A [má] repercussão sobre o triste fato ocorrido em Brasília no domingo último ultrapassou os limites da razoabilidade. Diante de um tal acontecimento deveriam ter lugar na alma católica a penitência, a reflexão sobre as próprias atitudes, a oração; ao contrário, polarizou-se a discussão e se utilizou do fato para se fazer propaganda velada do próprio sectarismo anti-Vaticano II que estava na raiz mesma da supressão da missa tridentina na capital do país.

A missa tradicional já esteve por muito tempo nas mãos de pessoas que [sem fazer nenhum juízo de valor sobre as suas intenções, que acredito sinceramente serem as melhores possíveis] causaram muito mal à Igreja e forçaram as medidas necessárias para a solução da crise que atravessa a Esposa de Nosso Senhor a serem postergadas. Com a graça de Deus, o papa Bento XVI gloriosamente reinante tem dirigido com maestria a Barca de Pedro e conduzido-A (não sem percalços) pelos caminhos que Ela precisa singrar, a despeito dos escolhos existentes e dos riscos que Ela corre. É fundamental que os marinheiros não sejam um empecilho aos projetos do Capitão.

Com o motu proprio Summorum Pontificum, a Missa Gregoriana foi – graças a Deus! – arrancada das mãos dos filhos rebeldes da Igreja e solenemente entronizada no lugar que lhe pertence de direito: no coração da Igreja Católica. Aquela que antes era usada por extremistas como cavalo de batalha contra a própria Igreja, hoje está sendo – não sem dificuldades! – colocada novamente ao serviço da Esposa de Nosso Senhor. É da mais capital importância que este processo não seja sabotado.
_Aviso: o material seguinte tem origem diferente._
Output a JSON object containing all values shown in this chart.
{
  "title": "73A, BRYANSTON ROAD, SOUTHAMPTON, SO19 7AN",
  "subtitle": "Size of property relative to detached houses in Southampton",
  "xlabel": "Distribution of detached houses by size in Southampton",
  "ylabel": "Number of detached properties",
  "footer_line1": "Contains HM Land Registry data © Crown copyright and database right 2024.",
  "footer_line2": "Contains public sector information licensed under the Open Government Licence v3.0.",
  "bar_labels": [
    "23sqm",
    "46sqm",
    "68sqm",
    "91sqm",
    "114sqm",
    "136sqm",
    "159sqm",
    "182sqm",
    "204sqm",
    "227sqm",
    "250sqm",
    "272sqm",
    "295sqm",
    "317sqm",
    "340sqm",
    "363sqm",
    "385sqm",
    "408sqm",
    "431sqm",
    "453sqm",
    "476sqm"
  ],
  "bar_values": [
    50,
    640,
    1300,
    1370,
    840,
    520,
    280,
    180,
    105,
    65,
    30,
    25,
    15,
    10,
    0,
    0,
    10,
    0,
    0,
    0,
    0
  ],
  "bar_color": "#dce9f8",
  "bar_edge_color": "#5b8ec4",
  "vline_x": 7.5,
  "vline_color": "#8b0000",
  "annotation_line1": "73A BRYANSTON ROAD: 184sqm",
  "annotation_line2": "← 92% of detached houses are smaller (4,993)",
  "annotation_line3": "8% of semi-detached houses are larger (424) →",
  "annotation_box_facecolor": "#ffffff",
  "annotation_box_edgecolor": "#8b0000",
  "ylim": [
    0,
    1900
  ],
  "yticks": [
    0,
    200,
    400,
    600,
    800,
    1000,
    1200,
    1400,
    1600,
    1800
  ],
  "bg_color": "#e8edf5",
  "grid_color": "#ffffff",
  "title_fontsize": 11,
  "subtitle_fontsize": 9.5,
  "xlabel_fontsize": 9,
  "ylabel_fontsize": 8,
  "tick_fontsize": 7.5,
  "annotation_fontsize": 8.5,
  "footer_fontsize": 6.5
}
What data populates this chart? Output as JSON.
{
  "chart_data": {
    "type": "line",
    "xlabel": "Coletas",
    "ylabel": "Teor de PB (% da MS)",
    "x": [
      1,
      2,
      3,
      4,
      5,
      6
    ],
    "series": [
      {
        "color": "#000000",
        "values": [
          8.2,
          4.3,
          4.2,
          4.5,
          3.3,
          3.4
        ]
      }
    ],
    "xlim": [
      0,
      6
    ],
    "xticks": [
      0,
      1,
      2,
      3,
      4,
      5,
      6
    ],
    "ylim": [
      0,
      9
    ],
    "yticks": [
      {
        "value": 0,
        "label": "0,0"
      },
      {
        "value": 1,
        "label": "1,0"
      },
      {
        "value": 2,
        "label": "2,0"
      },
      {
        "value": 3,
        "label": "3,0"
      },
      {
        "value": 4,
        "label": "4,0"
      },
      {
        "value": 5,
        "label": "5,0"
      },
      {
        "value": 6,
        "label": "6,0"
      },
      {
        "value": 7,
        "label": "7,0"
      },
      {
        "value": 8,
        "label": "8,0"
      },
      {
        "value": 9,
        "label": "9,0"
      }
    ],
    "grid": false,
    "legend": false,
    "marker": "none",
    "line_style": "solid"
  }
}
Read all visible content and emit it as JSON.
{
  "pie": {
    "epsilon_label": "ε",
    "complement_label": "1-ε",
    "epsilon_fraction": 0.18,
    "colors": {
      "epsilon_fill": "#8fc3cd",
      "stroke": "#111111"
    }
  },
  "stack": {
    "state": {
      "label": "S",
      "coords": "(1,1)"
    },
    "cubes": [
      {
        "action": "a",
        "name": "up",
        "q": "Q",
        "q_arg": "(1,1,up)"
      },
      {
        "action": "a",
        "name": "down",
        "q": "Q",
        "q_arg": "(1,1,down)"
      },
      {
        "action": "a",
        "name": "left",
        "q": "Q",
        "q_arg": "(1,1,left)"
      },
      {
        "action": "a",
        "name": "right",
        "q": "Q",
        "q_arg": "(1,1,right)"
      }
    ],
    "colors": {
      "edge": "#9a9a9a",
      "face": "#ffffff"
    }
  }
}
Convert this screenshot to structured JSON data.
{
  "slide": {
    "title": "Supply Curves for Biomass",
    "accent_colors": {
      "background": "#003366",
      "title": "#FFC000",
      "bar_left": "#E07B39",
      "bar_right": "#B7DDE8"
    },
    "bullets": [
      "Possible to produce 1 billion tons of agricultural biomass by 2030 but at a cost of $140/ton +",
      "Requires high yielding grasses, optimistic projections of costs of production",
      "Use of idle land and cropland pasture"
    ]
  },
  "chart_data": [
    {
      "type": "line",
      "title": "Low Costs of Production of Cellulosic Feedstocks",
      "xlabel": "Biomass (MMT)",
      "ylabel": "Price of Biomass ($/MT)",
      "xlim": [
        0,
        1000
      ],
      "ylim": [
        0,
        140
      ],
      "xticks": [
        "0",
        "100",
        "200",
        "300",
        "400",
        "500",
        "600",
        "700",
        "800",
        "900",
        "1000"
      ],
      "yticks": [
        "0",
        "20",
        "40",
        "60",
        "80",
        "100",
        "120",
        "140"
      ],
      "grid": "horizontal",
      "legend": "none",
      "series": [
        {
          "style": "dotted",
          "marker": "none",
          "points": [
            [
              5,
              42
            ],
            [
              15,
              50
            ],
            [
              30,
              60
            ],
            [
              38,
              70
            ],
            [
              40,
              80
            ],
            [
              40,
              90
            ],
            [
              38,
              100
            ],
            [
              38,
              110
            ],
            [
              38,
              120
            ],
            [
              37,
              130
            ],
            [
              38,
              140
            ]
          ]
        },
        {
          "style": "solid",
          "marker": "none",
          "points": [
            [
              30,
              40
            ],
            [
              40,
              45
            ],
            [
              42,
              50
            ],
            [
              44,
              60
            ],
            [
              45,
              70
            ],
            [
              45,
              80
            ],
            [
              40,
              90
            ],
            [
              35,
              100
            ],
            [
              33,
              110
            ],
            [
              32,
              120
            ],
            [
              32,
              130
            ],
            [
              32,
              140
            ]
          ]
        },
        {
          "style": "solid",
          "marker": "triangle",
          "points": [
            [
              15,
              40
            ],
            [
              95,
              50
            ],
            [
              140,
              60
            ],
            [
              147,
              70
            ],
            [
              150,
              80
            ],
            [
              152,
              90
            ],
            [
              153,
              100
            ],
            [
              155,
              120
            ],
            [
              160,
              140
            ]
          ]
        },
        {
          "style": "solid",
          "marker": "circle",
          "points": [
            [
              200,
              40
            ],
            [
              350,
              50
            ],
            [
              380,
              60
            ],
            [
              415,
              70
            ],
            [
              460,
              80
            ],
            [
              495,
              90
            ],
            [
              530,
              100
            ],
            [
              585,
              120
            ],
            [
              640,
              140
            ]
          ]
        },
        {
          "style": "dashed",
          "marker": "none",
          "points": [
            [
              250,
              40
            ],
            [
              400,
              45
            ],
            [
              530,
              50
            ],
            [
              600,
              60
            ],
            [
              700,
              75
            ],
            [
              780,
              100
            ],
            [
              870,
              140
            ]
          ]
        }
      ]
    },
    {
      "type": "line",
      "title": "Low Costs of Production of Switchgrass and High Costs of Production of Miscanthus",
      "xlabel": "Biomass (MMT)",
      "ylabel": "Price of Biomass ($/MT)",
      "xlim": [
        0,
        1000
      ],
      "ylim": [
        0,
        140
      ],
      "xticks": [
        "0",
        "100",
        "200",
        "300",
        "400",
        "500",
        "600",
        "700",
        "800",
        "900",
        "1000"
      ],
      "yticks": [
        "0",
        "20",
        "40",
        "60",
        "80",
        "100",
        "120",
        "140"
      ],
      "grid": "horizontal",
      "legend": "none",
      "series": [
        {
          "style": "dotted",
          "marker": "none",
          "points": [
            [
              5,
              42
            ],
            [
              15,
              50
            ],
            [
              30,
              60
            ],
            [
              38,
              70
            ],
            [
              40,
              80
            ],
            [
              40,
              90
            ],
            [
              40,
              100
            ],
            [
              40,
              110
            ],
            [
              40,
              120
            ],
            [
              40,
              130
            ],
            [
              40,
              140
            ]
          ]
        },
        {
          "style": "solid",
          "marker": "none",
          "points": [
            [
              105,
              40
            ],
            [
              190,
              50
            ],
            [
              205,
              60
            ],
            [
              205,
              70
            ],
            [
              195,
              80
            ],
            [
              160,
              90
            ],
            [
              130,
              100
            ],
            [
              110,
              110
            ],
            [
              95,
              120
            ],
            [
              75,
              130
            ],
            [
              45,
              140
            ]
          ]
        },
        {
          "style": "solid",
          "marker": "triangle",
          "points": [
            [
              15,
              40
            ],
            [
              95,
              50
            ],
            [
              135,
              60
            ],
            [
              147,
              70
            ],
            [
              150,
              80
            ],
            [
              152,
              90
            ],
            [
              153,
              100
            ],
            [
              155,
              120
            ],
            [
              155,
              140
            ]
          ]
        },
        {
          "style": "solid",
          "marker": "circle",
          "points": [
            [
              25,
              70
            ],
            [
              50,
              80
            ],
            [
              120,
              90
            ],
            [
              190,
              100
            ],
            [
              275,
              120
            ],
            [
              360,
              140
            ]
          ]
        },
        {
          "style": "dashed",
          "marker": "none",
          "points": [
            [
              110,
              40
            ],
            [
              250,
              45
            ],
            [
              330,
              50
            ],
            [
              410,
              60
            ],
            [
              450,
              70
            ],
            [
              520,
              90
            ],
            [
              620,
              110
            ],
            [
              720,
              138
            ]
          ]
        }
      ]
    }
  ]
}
A Missa Tridentina não é exclusividade daqueles que, em maior ou menor grau, têm problemas com o Concílio Vaticano II e as reformas que se lhe seguiram. Ao contrário, o Summorum Pontificum veio exatamente para dizer que ela pertence a todo o povo de Deus, a todos os filhos da Igreja, e é nesta catolicidade que ela deve ser sempre considerada. É inoportuno querer fazer “um pacote” onde estejam juntos o rito tridentino e o espírito anti-Vaticano II, e empurrá-lo aos fiéis em todas as dioceses e paróquias onde o motu proprio encontre um mínimo de boa vontade. Não precisamos desta “promoção”.

Há dolorosos exemplos (inclusive recentes) de situações onde más atitudes por parte de alguns católicos [repito, cuja boa vontade não está em discussão] provocaram graves danos à Igreja. Há o [ontem lembrado] caso do IBP em São Paulo, há as [já tristemente célebres] diatribes virtuais lançadas pelo Instituto do pe. Divino Lopes contra Sua Excelência Dom Manoel Pestana Filho – para ficarmos apenas nos mais notórios. Precisamos aprender com os nossos erros, a fim de que a nossa contribuição para o fim do incêndio não seja lançar mais gasolina ao fogo.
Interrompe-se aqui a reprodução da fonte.